I began my stellar academic career in Palermo with two years of kindergarten. At the conclusion of the first year, my teacher, Mrs. Feldman, claimed I wasn’t mature enough for first grade. A claim that still holds true. What did I learn in two years of kindergarten? I learned that cowboy boots are not a sensible choice of footwear for playing baseball and evading girls on the playground.

Some time after my second year of kindergarten, possibly out of fear that a third year was in the cards, we loaded up that Butterfinger colored Ford Econoline with all our worldly belongings and made the arduous journey back to Lignite. Lignite, North Dakota, not Lignite, Alaska.

I remember sitting in the passenger seat of the van in our driveway in Palermo after saying goodbye to my friends, friends from my first year of kindergarten…mature friends… waiting for mom to finish saying her goodbye’s. If you’ve ever been in the position of waiting for my mom to finish saying her goodbye’s, you understand the extended length of time required to hold that position.

During that extended length of time I was glancing about the van, filled to capacity with our belongings, and I felt sad. Our television was sitting in the space between the driver’s seat and the passenger seat, and it had a handle on top, the type of handle with silver metal hinges on each end that allowed it to lay flat when someone wasn’t attempting to lift it, and I was flipping that handle back and forth…clank…clank…clank…
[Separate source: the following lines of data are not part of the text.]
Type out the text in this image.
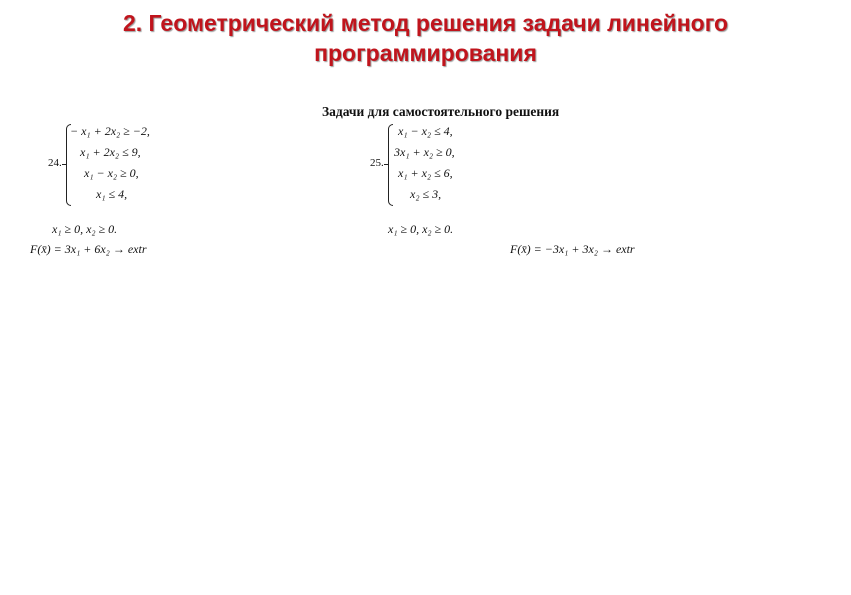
2. Геометрический метод решения задачи линейного
программирования
Задачи для самостоятельного решения
24.
− x₁ + 2x₂ ≥ −2,
x₁ + 2x₂ ≤ 9,
x₁ − x₂ ≥ 0,
x₁ ≤ 4,
x₁ ≥ 0, x₂ ≥ 0.
F(x̄) = 3x₁ + 6x₂ → extr
25.
x₁ − x₂ ≤ 4,
3x₁ + x₂ ≥ 0,
x₁ + x₂ ≤ 6,
x₂ ≤ 3,
x₁ ≥ 0, x₂ ≥ 0.
F(x̄) = −3x₁ + 3x₂ → extr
We were a few miles out of town, a few miles of clank…clank…clank…and my mom looked at me and said, “It’s okay to be sad. We can come back and visit sometime.” Clank…clank…clank…my mom has always possessed an impressive tolerance for unnecessary noises. Especially for unnecessary noises produced by kids that aren’t mature enough for first grade.

My siblings and I did not inherit this impressive tolerance for unnecessary noises, we inherited our fathers swift and immediate, “Do you mind?” To which any immature punk worth their salt will reply, “No. No I don’t.”

“We can come back and visit sometime.” Way turns to way, days turn to years, and sometimes, sometime doesn’t visit. So it goes.

Michel de Montaigne, a French philosopher in the 1500s, is credited with inventing the essay as a form of writing. The word essay comes from the French word “essayer” which means “to attempt.” We often write to attempt to make sense of things, to express things, to remember things, and with that attempt we invite others to help us make sense of things, to help us express things, to help us remember things.

To attempt. Sometimes that’s all we can do.